|World Cup qualifying Group F: Scotland v Lithuania|
|Venue: Hampden Park, Glasgow Date: Saturday, 8 October Kick-off: 19:45 BST|
|Coverage: Live on BBC Radio Scotland, BBC 5 live, BBC Sport website & app|
Scotland will take on a familiar foe on Saturday when they face Lithuania in their second World Cup qualifier.
Indeed, the Baltic nation has formed a big sub-plot in the Scots' trials and tribulations on the world and European stage.
Not because they boast a particularly good record against the side now coached by Gordon Strachan - they have only beaten the Scots once.
But because they have been there since day zero; that being Saturday 5 September 1998.
Scotland's first qualifier for a place at Euro 2000 happened to be their first competitive match since the St Etienne slaughtering dished out by Morocco at the World Cup in France less than three months previously.

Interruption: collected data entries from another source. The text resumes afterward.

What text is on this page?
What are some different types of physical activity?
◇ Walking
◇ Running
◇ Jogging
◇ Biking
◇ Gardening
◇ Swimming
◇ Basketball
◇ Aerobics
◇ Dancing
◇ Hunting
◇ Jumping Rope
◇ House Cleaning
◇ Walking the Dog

The opposition? Lithuania. For the first time. And with six starters from the Moroccan mauling in the visitors' team.
The goalless draw that Craig Brown's side would endure in Vilnius provided merely the 'hors d'oeuvre' to almost two decades of major championship misery for a starved nation.
The Lithuanians took a point that day knowing they had previously completed their best-ever qualification campaign on the road to France.
They hoped it pointed to an eventual finals' spot and, while they have failed in that mission so far, the ambition remains, fuelled by the arrival of one man in the dugout.
A familiar foe deserves a familiar face and Edgaras Jankauskas certainly provides that.
The former Hearts striker, coach and 2006 Scottish Cup winner was in the Lithuania side that frustrated Brown's team 18 years ago and is arguably the former Soviet state's most revered footballer.
That the Champions League winner at Porto in 2004 is now in charge of the national team has ignited belief in the country that what seemed like an impossible dream could be touched by reality.
Jankauskas has steadied the ship since his arrival in January.
His predecessor, Igoris Pankratjevas, resigned a year ago after failing to make an impact on their Euro 2016 qualifying group, which also featured England and Slovenia, both of whom Jankauskas is locking horns with in Scotland's section this time round.
And, while wins have been hard to come by - they have only two in two years, against Estonia and San Marino - the proof the effect the new man in charge is having is shown by their last two results.
|Scotland v Lithuania previous meetings:||All in European Championship qualifiers|
|September 1998: Lithuania 0-0 Scotland||October 1999: Scotland 3-0 Lithuania|
|April 2003: Lithuania 1-0 Scotland||October 2003: Scotland 1-0 Lithuania|
|September 2006: Lithuania 1-2 Scotland||September 2007: Scotland 3-1 Lithuania|
|September 2010: Lithuania 0-0 Scotland||September 2011: Scotland 1-0 Lithuania|
A goalless draw with Poland in Krakow before the Poles' summer excursion to the Euro 2016 finals in France and an opening 2-2 draw with Slovenia have provided reason for optimism.
Indeed, the latter should have been a victory and would have been but for two carelessly defended headers in Vilnius as a 2-0 lead was surrendered by the home team.
The match was difficult enough for the visitors that Slovenia coach Srecko Katanec was moved to insist that others will drop points to Lithuania during this campaign.
Other faces in the visiting camp this weekend will also be remembered by Hearts fans in particular, with defender Deividas Cesnauskis - who like his coach won the Scottish Cup at Hampden in 2006 - and midfielder Arvydas Novikovas among their ranks.
Jankauskas once was the golden boy of Lithuanian football, a role that is currently filled by young striker Lukas Spalvis.
Fortunately for the Scots, the talented 22-year-old signed by Sporting Club de Portugal in the summer is injured and will not feature.
One who is likely to take the field is midfielder Vykintas Slivka, who is on the books of Italian giants Juventus and on loan at Den Bosch in the Netherlands.
Slivka scored his first international goal against the Slovenians last month with a clever finish.
However, it was not as clever as captain Fiodor Cernych's opener just two minutes before, as the Jagiellona Bialystok striker showed his prowess from distance.
Jankauskas told the Lithuanian media before their departure for Glasgow: "Scotland is a team which will require maximum concentration and defensive discipline.
"I think we have the potential (to win). What do we want from the two matches (Scotland and Malta)? Six points.
"It may happen that we are satisfied with a point having played well and scoring.
"It will be a good challenge to play in a big stadium where we will be able to feel the atmosphere of Scottish football."
The many tiresome international chapters that have been written since the hazy summer of '98 have been frequented by Jankauskas and his fellow Lithuanians.
Scotland have played 89 competitive matches since that 1998 maiden clash in Vilnius.
The 90th must result in the securing of three World Cup points, otherwise the visitors may just leave their mark once again.